My grandmother, and her generation, were well qualified to talk about change.
This nation, like her inhabitants, has seen much change. Our domestic policy and our foreign policy have changed and will change again. We will see more technology and become even further removed from the days our grandparents and great grandparents knew.
We are no longer the America we were before September 11, 2001. We, and our children, face horrors that were unimaginable just a few years ago. We cannot pretend who we are as a nation has not changed. Nevertheless, we are a nation that has an important history and an even more important legacy.
We are the nation that eschews tyranny in all it’s forms for freedom. That cannot change. We cannot turn a blind eye to those that would hurt us, as if pretending they weren’t there would make them go away.
We cannot pretend that this nation was not founded on the principles of religious tolerance.
We cannot forget who we are. We cannot forget that it was the plurality of ideals that made this nation great- a plurality that included all kinds of divergent ideas and patriots. We cannot forget that there are times we must fight for the principles of freedom.

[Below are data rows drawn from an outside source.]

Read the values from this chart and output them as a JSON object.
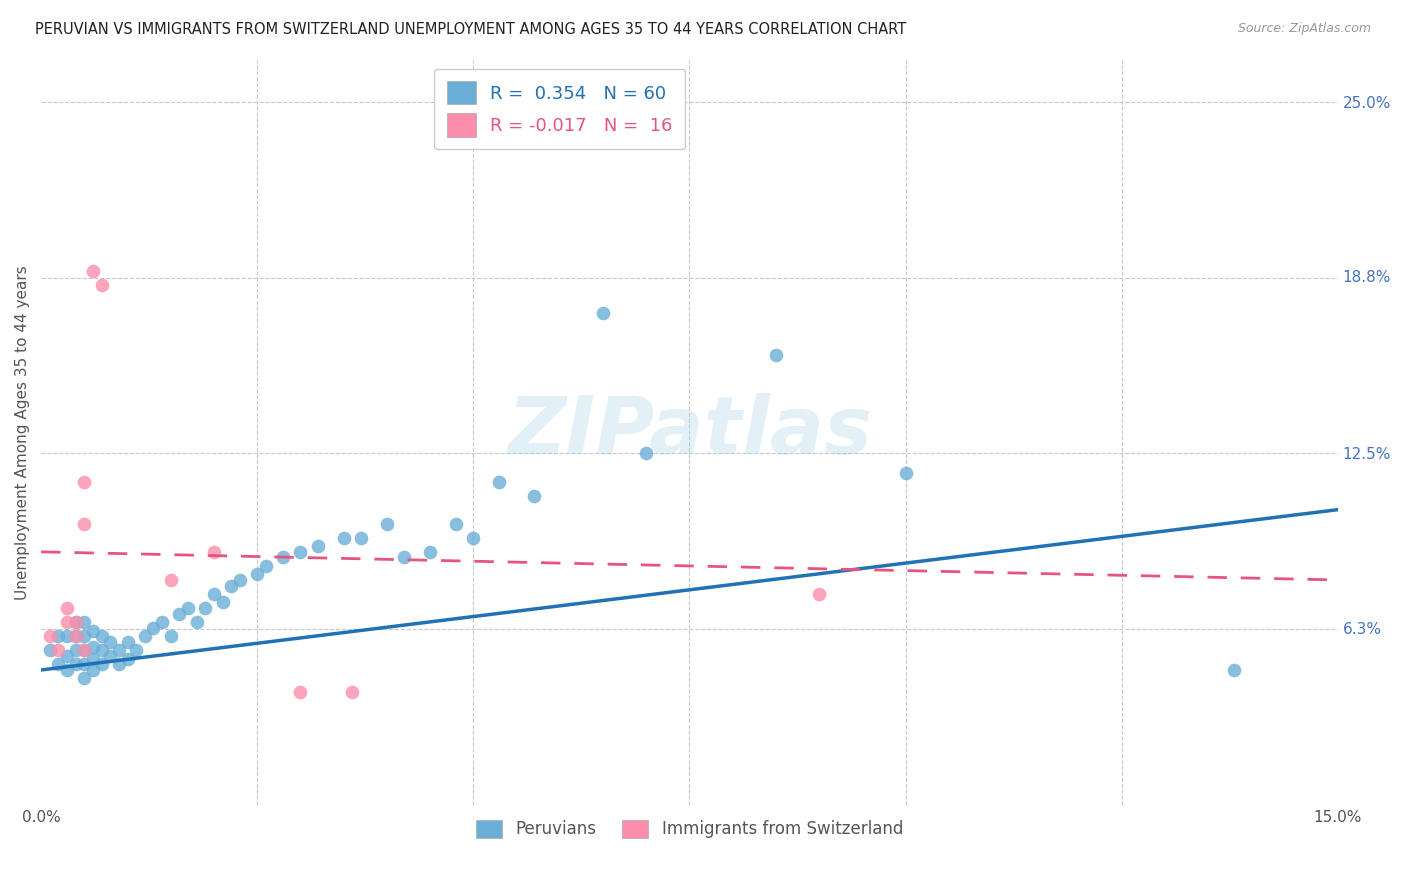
{
  "title": "PERUVIAN VS IMMIGRANTS FROM SWITZERLAND UNEMPLOYMENT AMONG AGES 35 TO 44 YEARS CORRELATION CHART",
  "source": "Source: ZipAtlas.com",
  "ylabel": "Unemployment Among Ages 35 to 44 years",
  "xlim": [
    0.0,
    0.15
  ],
  "ylim": [
    0.0,
    0.265
  ],
  "xticks": [
    0.0,
    0.025,
    0.05,
    0.075,
    0.1,
    0.125,
    0.15
  ],
  "xticklabels": [
    "0.0%",
    "",
    "",
    "",
    "",
    "",
    "15.0%"
  ],
  "right_yticks": [
    0.0,
    0.063,
    0.125,
    0.188,
    0.25
  ],
  "right_yticklabels": [
    "",
    "6.3%",
    "12.5%",
    "18.8%",
    "25.0%"
  ],
  "blue_R": "0.354",
  "blue_N": "60",
  "pink_R": "-0.017",
  "pink_N": "16",
  "blue_color": "#6baed6",
  "pink_color": "#fc8eac",
  "blue_line_color": "#2171b5",
  "pink_line_color": "#e75480",
  "legend_label_blue": "Peruvians",
  "legend_label_pink": "Immigrants from Switzerland",
  "blue_scatter_x": [
    0.001,
    0.002,
    0.002,
    0.003,
    0.003,
    0.003,
    0.004,
    0.004,
    0.004,
    0.004,
    0.005,
    0.005,
    0.005,
    0.005,
    0.005,
    0.006,
    0.006,
    0.006,
    0.006,
    0.007,
    0.007,
    0.007,
    0.008,
    0.008,
    0.009,
    0.009,
    0.01,
    0.01,
    0.011,
    0.012,
    0.013,
    0.014,
    0.015,
    0.016,
    0.017,
    0.018,
    0.019,
    0.02,
    0.021,
    0.022,
    0.023,
    0.025,
    0.026,
    0.028,
    0.03,
    0.032,
    0.035,
    0.037,
    0.04,
    0.042,
    0.045,
    0.048,
    0.05,
    0.053,
    0.057,
    0.065,
    0.07,
    0.085,
    0.1,
    0.138
  ],
  "blue_scatter_y": [
    0.055,
    0.05,
    0.06,
    0.048,
    0.053,
    0.06,
    0.05,
    0.055,
    0.06,
    0.065,
    0.045,
    0.05,
    0.055,
    0.06,
    0.065,
    0.048,
    0.052,
    0.056,
    0.062,
    0.05,
    0.055,
    0.06,
    0.053,
    0.058,
    0.05,
    0.055,
    0.052,
    0.058,
    0.055,
    0.06,
    0.063,
    0.065,
    0.06,
    0.068,
    0.07,
    0.065,
    0.07,
    0.075,
    0.072,
    0.078,
    0.08,
    0.082,
    0.085,
    0.088,
    0.09,
    0.092,
    0.095,
    0.095,
    0.1,
    0.088,
    0.09,
    0.1,
    0.095,
    0.115,
    0.11,
    0.175,
    0.125,
    0.16,
    0.118,
    0.048
  ],
  "pink_scatter_x": [
    0.001,
    0.002,
    0.003,
    0.003,
    0.004,
    0.004,
    0.005,
    0.005,
    0.005,
    0.006,
    0.007,
    0.015,
    0.02,
    0.03,
    0.036,
    0.09
  ],
  "pink_scatter_y": [
    0.06,
    0.055,
    0.065,
    0.07,
    0.06,
    0.065,
    0.055,
    0.1,
    0.115,
    0.19,
    0.185,
    0.08,
    0.09,
    0.04,
    0.04,
    0.075
  ],
  "blue_trend_x": [
    0.0,
    0.15
  ],
  "blue_trend_y": [
    0.048,
    0.105
  ],
  "pink_trend_x": [
    0.0,
    0.15
  ],
  "pink_trend_y": [
    0.09,
    0.08
  ],
  "watermark": "ZIPatlas",
  "background_color": "#ffffff",
  "grid_color": "#c8c8c8"
}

We cannot be self congratulatory as others are kept in the cold and dark. Freedom is not ours to keep for ourselves only, any more than antibiotics are meant to be hoarded and kept from those who are ill.
Mostly, we cannot forget who we are, a nation of diversity. E pluribus unum- out of many, one.
If we forget that, we are exactly who our enemies say we are.
The State of the Union is how we define our union- not by those we agree with, but rather, with those we disagree.
A couple of years ago, on an outing with my daughter, she remarked that the new computer cam she wanted was too expensive. I smiled and thought of my grandmother. Much has changed (my daughter, at a very tender age, once asked if it were true there was a time that TV’s didn’t come with remotes)- and much of who we are, thankfully, has not. There really is a season for all things.
This post was inspired by this piece by Neo-neocon.
Most of this post was originally posted February 1, 2006. We republished this today because it happens to be relevant and because yesterday, we were down at the shore. The water, waves and Jimmy Buffet mindset are hard enough to overcome, even if we wanted to.